Postby taffyman » Thu Nov 19, 2009 11:41 pm

I could have done Pam, but the main branch structure has good symmetry to it. If I pulled branches down from above, I'd have to remove some of the branches underneath and then I'd lose that symmetry. Pines look good with their branches drooping down, but that's the way they grow naturally as they get older. Most figs have more horizontal branches as they get older, especially lower down on the tree.

Demolishing the top as I have done won't stop a Benjamina. It will try and go crazy up top again, but if I keep it under control it will hopefully 'persuade' the tree into putting more energy into those lower branches.
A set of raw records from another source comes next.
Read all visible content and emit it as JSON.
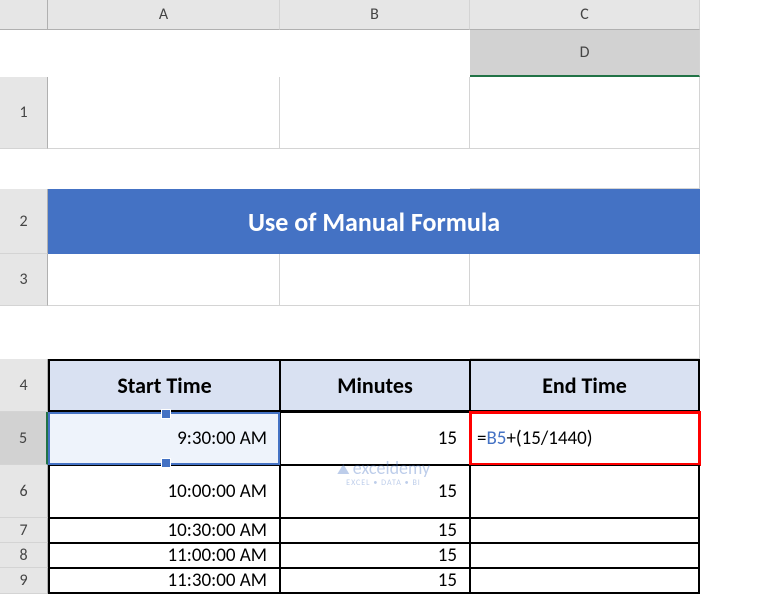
{
  "columns": [
    "A",
    "B",
    "C",
    "D"
  ],
  "rows": [
    "1",
    "2",
    "3",
    "4",
    "5",
    "6",
    "7",
    "8",
    "9"
  ],
  "title": "Use of Manual Formula",
  "headers": {
    "b": "Start Time",
    "c": "Minutes",
    "d": "End Time"
  },
  "table": [
    {
      "start": "9:30:00 AM",
      "minutes": "15",
      "end": ""
    },
    {
      "start": "10:00:00 AM",
      "minutes": "15",
      "end": ""
    },
    {
      "start": "10:30:00 AM",
      "minutes": "15",
      "end": ""
    },
    {
      "start": "11:00:00 AM",
      "minutes": "15",
      "end": ""
    },
    {
      "start": "11:30:00 AM",
      "minutes": "15",
      "end": ""
    }
  ],
  "formula": {
    "eq": "=",
    "ref": "B5",
    "rest": "+(15/1440)"
  },
  "watermark": {
    "name": "exceldemy",
    "tagline": "EXCEL • DATA • BI"
  },
  "chart_data": {
    "type": "table",
    "title": "Use of Manual Formula",
    "columns": [
      "Start Time",
      "Minutes",
      "End Time"
    ],
    "rows": [
      [
        "9:30:00 AM",
        15,
        "=B5+(15/1440)"
      ],
      [
        "10:00:00 AM",
        15,
        ""
      ],
      [
        "10:30:00 AM",
        15,
        ""
      ],
      [
        "11:00:00 AM",
        15,
        ""
      ],
      [
        "11:30:00 AM",
        15,
        ""
      ]
    ]
  }
}
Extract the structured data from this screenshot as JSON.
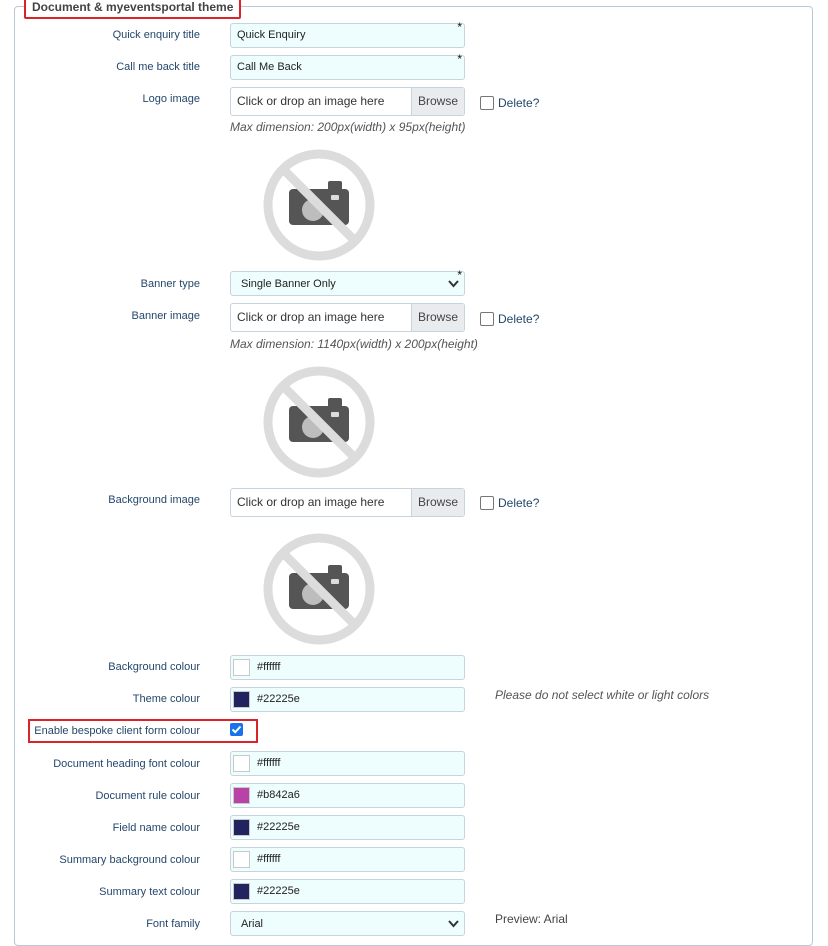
{
  "section": {
    "title": "Document & myeventsportal theme"
  },
  "fields": {
    "quick_enquiry_title": {
      "label": "Quick enquiry title",
      "value": "Quick Enquiry",
      "required": "*"
    },
    "call_me_back_title": {
      "label": "Call me back title",
      "value": "Call Me Back",
      "required": "*"
    },
    "logo_image": {
      "label": "Logo image",
      "placeholder": "Click or drop an image here",
      "browse": "Browse",
      "delete": "Delete?",
      "hint": "Max dimension: 200px(width) x 95px(height)"
    },
    "banner_type": {
      "label": "Banner type",
      "value": "Single Banner Only",
      "required": "*"
    },
    "banner_image": {
      "label": "Banner image",
      "placeholder": "Click or drop an image here",
      "browse": "Browse",
      "delete": "Delete?",
      "hint": "Max dimension: 1140px(width) x 200px(height)"
    },
    "background_image": {
      "label": "Background image",
      "placeholder": "Click or drop an image here",
      "browse": "Browse",
      "delete": "Delete?"
    },
    "background_colour": {
      "label": "Background colour",
      "value": "#ffffff"
    },
    "theme_colour": {
      "label": "Theme colour",
      "value": "#22225e",
      "note": "Please do not select white or light colors"
    },
    "bespoke_client_form_colour": {
      "label": "Enable bespoke client form colour",
      "checked": true
    },
    "document_heading_font_colour": {
      "label": "Document heading font colour",
      "value": "#ffffff"
    },
    "document_rule_colour": {
      "label": "Document rule colour",
      "value": "#b842a6"
    },
    "field_name_colour": {
      "label": "Field name colour",
      "value": "#22225e"
    },
    "summary_background_colour": {
      "label": "Summary background colour",
      "value": "#ffffff"
    },
    "summary_text_colour": {
      "label": "Summary text colour",
      "value": "#22225e"
    },
    "font_family": {
      "label": "Font family",
      "value": "Arial",
      "preview": "Preview: Arial"
    }
  },
  "icons": {
    "placeholder_image": "no-image-icon",
    "select_arrow": "chevron-down-icon",
    "checkbox_checked": "checkmark-icon"
  },
  "colors": {
    "accent": "#1a73e8",
    "highlight_border": "#d9252a",
    "input_bg": "#eefdfd"
  }
}
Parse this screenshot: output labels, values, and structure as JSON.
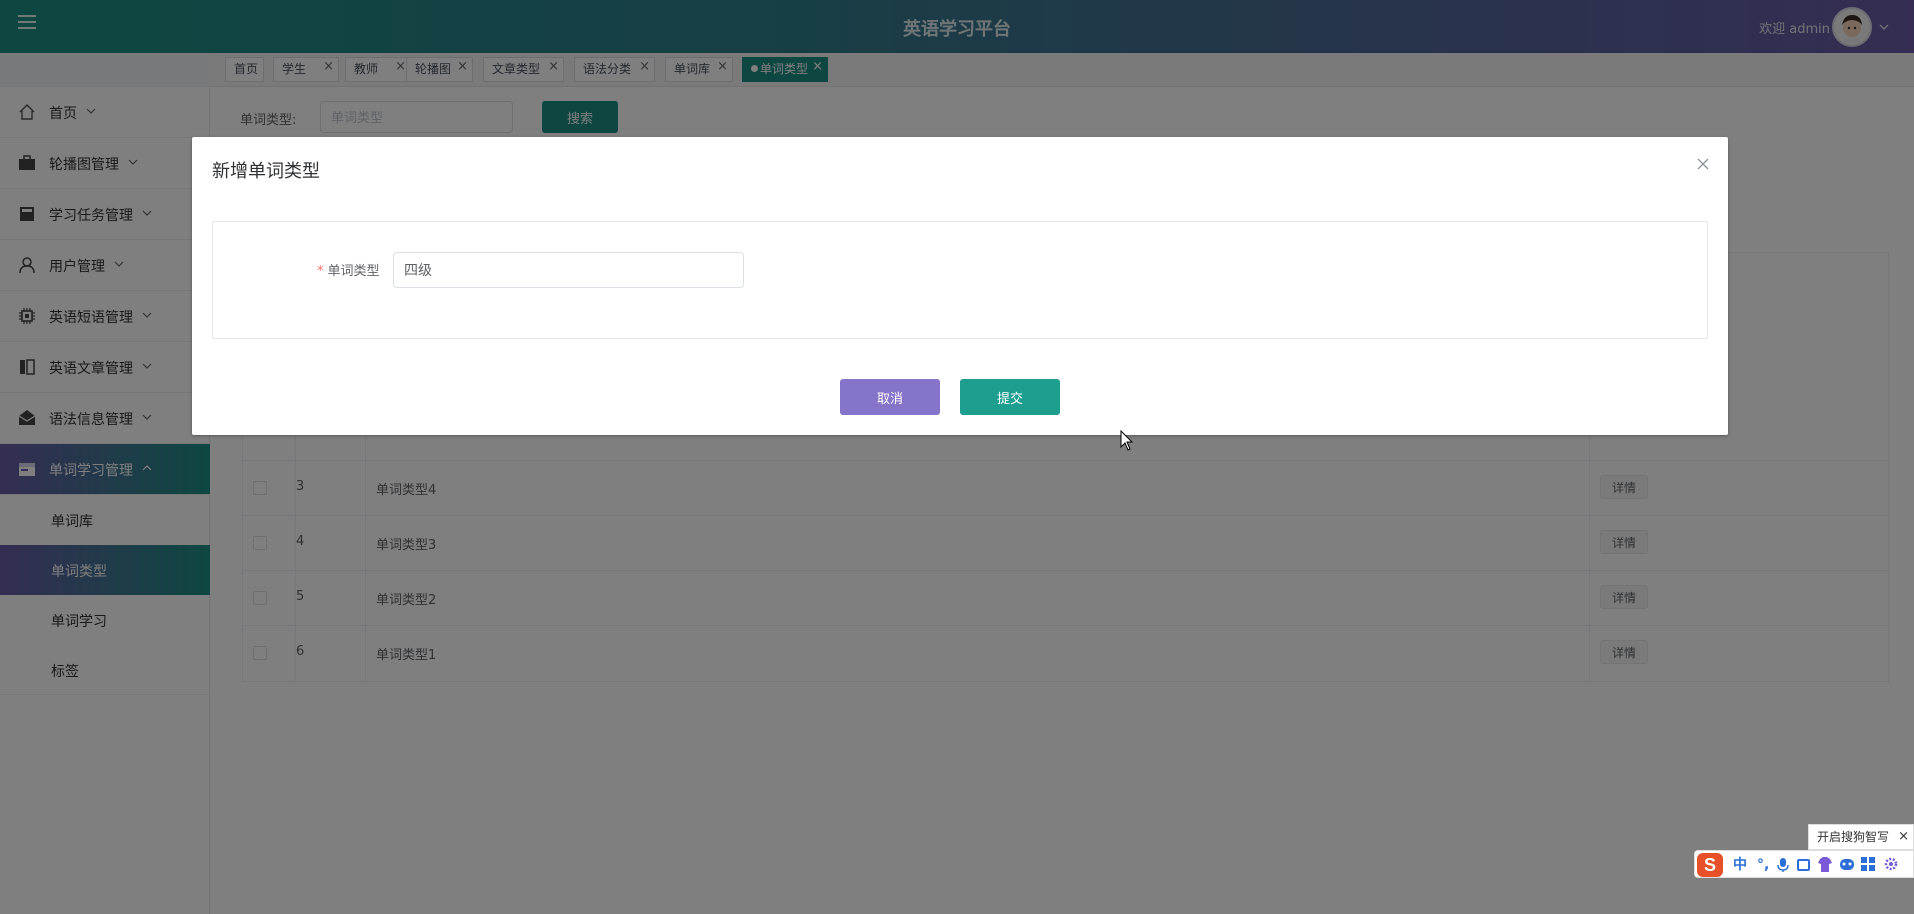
{
  "header": {
    "title": "英语学习平台",
    "welcome": "欢迎 admin"
  },
  "tabs": [
    {
      "label": "首页",
      "closable": false,
      "active": false
    },
    {
      "label": "学生",
      "closable": true,
      "active": false
    },
    {
      "label": "教师",
      "closable": true,
      "active": false
    },
    {
      "label": "轮播图",
      "closable": true,
      "active": false
    },
    {
      "label": "文章类型",
      "closable": true,
      "active": false
    },
    {
      "label": "语法分类",
      "closable": true,
      "active": false
    },
    {
      "label": "单词库",
      "closable": true,
      "active": false
    },
    {
      "label": "单词类型",
      "closable": true,
      "active": true
    }
  ],
  "sidebar": {
    "items": [
      {
        "label": "首页",
        "icon": "home-icon"
      },
      {
        "label": "轮播图管理",
        "icon": "briefcase-icon"
      },
      {
        "label": "学习任务管理",
        "icon": "book-icon"
      },
      {
        "label": "用户管理",
        "icon": "user-icon"
      },
      {
        "label": "英语短语管理",
        "icon": "chip-icon"
      },
      {
        "label": "英语文章管理",
        "icon": "columns-icon"
      },
      {
        "label": "语法信息管理",
        "icon": "mail-icon"
      },
      {
        "label": "单词学习管理",
        "icon": "folder-icon"
      }
    ],
    "subitems": [
      {
        "label": "单词库",
        "active": false
      },
      {
        "label": "单词类型",
        "active": true
      },
      {
        "label": "单词学习",
        "active": false
      },
      {
        "label": "标签",
        "active": false
      }
    ]
  },
  "search": {
    "label": "单词类型:",
    "placeholder": "单词类型",
    "button": "搜索"
  },
  "table": {
    "rows": [
      {
        "index": "3",
        "name": "单词类型4",
        "action": "详情"
      },
      {
        "index": "4",
        "name": "单词类型3",
        "action": "详情"
      },
      {
        "index": "5",
        "name": "单词类型2",
        "action": "详情"
      },
      {
        "index": "6",
        "name": "单词类型1",
        "action": "详情"
      }
    ]
  },
  "dialog": {
    "title": "新增单词类型",
    "field_label": "单词类型",
    "field_value": "四级",
    "cancel": "取消",
    "submit": "提交"
  },
  "ime": {
    "tip": "开启搜狗智写",
    "logo": "S",
    "lang": "中"
  },
  "colors": {
    "primary": "#1d8f84",
    "cancel": "#8574c9",
    "submit": "#1d9e8e",
    "header_start": "#1c8f84",
    "header_end": "#6a5ba6"
  }
}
With a lot of trees, if the top is too 'heavy' with foliage, it cuts down the light to the branches directly underneath which results in leaf drop along the branch, leaving just a bit of foliage on the tips. Eventually, there will be only about half the branches on this one that there are now - but that will be a couple of years down the track. At the moment, the more branching, it will hopefully encourage the trunk to thicken more. Even grown in the ground, Benjaminas tend to have fairly slender tall trunks, but I want this one to thicken considerably. It's basically a good tree so I want to make the most of it.

The branch that I intend using for that second in-arch graft will be removed when the graft has fused because it's a bit too low down on the trunk.